HÜKÜM/KARAR : Ret/Esastan Ret
İLK DERECE MAHKEMESİ : Gaziantep 9. Asliye Hukuk Mahkemesi
SAYISI : 2019/80 E., 2020/153 K.
Taraflar arasındaki tescil davasından dolayı yapılan yargılama sonunda İlk Derece Mahkemesince davanın reddine karar verilmiştir.
Kararın davacı vekili tarafından istinaf edilmesi üzerine, Bölge Adliye Mahkemesince istinaf başvurusunun esastan reddine karar verilmiştir.

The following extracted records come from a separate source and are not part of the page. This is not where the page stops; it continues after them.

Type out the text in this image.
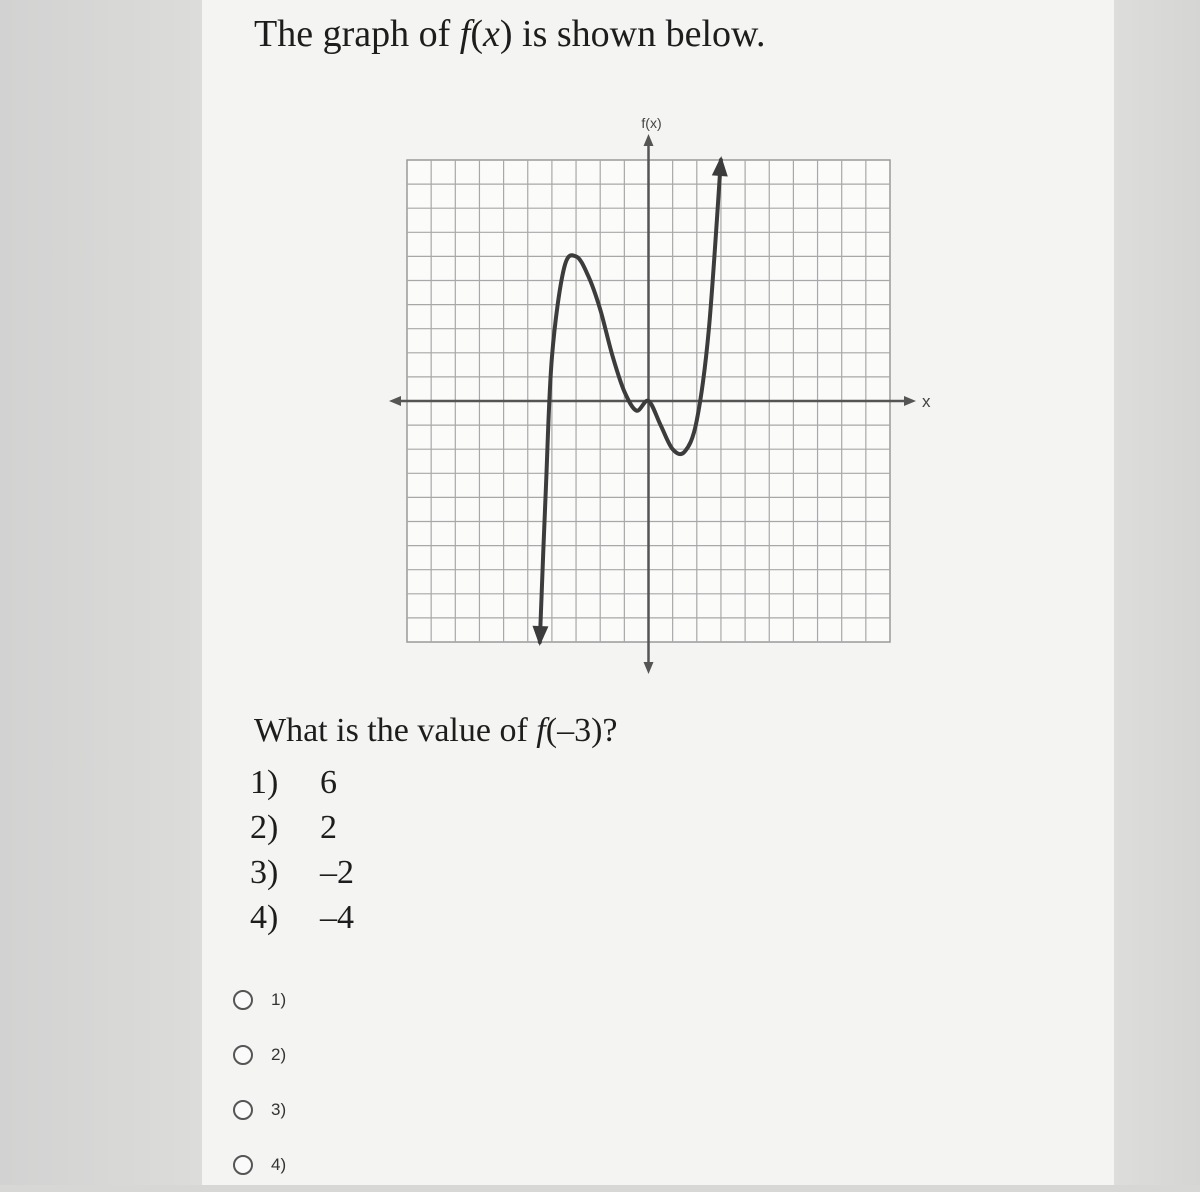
The graph of f(x) is shown below.
f(x)
x
What is the value of f(–3)?
1)	6
2)	2
3)	–2
4)	–4
1)
2)
3)
4)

Bölge Adliye Mahkemesi kararı davacı vekili tarafından temyiz edilmekle; kesinlik, süre, temyiz şartı ve diğer usul eksiklikleri yönünden yapılan ön inceleme sonucunda, temyiz dilekçesinin kabulüne karar verildikten ve Tetkik Hâkimi tarafından hazırlanan rapor dinlendikten sonra dosyadaki belgeler incelenip gereği düşünüldü:
I .DAVA
Davacı vekili dava dilekçesinde; .... Mahallesi sınırları içinde bulunan 866 ve 868 parsel sayılı taşınmazlar arasında kalan, kadastro çalışmalarında tapulama harici bırakılan bölümün davacı ve murisi tarafından 60 yıldan fazla süredir kullanıldığını, zilyet edildiğini ileri sürerek bu bölümün davacı adına tapuya tescilini istemiştir.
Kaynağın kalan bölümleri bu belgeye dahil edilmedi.